Westminster Cathedral, where Sir Richard Runciman Terry was organist and first Director of Music (Photograph: Patrick Comerford)
The tune Highwood was written by Sir Richard Runciman Terry (1865-1938). Terry was an organ scholar at Oxford, and then a choral scholar at King’s College, Cambridge. He became a Roman Catholic in 1896, and was the Music Master at Downside School before being appointed the organist and the first Director of Music at Westminster Cathedral. In the early 20th century, Terry made an impressive contribution to the music of the Roman Catholic Church in England.and first wrote this tune for the wedding hymn ‘O perfect love, all human thought transcending’ at the suggestion of his uncle, Lord Runciman. The tune is named after a wood on Lord Runciman’s estate at Doxford, seven miles north of Alnwick in Northumberland.

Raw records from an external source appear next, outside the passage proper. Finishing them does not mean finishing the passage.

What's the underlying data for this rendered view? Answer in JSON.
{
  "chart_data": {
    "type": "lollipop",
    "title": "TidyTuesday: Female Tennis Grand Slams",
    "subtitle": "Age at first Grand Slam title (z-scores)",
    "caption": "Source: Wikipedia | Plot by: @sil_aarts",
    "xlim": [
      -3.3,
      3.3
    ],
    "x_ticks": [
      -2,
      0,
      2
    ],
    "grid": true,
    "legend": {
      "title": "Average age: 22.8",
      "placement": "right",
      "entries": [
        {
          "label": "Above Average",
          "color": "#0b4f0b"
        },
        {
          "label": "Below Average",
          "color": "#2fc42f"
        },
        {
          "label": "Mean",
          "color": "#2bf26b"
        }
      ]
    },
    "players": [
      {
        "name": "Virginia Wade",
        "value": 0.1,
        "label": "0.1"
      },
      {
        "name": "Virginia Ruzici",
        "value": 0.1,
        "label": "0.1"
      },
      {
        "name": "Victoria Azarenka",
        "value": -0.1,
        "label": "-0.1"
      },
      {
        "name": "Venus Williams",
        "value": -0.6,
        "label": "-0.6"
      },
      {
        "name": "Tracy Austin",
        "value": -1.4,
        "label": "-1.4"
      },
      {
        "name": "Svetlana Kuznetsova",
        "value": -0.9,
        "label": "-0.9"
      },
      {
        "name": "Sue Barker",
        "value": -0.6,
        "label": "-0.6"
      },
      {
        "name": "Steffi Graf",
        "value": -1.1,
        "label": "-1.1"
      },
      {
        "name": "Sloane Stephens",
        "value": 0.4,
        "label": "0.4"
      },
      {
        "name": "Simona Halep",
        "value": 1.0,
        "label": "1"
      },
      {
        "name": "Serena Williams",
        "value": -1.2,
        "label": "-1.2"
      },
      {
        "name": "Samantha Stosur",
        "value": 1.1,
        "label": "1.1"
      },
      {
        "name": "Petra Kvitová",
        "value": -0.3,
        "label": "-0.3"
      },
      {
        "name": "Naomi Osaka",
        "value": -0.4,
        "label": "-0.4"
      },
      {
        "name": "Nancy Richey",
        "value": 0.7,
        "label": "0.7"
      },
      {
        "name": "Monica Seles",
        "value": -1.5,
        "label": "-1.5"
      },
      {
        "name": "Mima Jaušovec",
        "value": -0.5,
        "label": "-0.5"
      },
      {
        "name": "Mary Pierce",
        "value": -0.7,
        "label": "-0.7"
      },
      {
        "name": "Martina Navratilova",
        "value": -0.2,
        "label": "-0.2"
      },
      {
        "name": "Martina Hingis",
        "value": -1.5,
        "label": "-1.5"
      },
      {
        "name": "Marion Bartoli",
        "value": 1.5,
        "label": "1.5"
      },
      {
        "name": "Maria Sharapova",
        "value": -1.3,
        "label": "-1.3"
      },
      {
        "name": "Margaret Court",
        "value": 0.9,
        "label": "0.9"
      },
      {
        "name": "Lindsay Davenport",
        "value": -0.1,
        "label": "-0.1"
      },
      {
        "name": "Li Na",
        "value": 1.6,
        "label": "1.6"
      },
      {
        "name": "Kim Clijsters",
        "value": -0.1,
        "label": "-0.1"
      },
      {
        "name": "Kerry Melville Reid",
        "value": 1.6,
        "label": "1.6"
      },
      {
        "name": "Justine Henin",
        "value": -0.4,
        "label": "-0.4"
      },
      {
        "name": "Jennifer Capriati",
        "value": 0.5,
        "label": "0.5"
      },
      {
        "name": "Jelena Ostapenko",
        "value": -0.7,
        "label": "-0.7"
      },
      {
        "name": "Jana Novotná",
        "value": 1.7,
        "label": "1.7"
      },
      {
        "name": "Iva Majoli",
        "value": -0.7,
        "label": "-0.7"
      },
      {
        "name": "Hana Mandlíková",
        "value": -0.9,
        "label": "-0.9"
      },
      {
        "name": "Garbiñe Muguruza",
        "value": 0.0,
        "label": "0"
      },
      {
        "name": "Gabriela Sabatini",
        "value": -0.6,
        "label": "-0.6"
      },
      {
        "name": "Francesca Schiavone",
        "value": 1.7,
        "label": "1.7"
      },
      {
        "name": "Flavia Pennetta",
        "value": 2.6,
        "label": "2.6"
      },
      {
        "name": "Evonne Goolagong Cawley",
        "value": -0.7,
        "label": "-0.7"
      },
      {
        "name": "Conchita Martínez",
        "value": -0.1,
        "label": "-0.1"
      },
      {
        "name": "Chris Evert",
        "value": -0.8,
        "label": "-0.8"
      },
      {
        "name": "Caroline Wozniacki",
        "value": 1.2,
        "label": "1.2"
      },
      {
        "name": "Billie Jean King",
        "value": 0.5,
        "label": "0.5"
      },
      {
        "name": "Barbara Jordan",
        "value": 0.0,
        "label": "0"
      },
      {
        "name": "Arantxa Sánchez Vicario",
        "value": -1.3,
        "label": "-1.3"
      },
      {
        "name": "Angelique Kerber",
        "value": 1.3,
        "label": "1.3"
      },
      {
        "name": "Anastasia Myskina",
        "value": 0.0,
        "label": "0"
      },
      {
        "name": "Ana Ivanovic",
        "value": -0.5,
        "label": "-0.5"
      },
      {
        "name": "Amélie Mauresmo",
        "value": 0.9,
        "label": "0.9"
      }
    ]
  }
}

Highwood is a sweeping melody, soaring upwards, and then falling back to earth with a sigh. The setting of Myers’s words has been very successful, with exultation in the words taken up in the music.
Hark, what a sound, and too divine for hearing, by Frederick WH Myers
Hark, what a sound, and too divine for hearing,
stirs on the earth and trembles in the air!
Is it the thunder of the Lord’s appearing?
Is it the music of his people’s prayer?
Surely he cometh, and a thousand voices
shout to the saints and to the deaf are dumb;
surely he cometh, and the earth rejoices,
glad in his coming who hath sworn, ‘I come’.
This hath he done, and shall we not adore him?
This shall he do, and can we still despair?
Come let us quickly fling ourselves before him,
cast at his feet the burden of our care.
Yea, through life, death, through sorrow and through sinning
he shall suffice me, for he hath sufficèd:
Christ is the end, for Christ was the beginning,
Christ the beginning, for the end is Christ.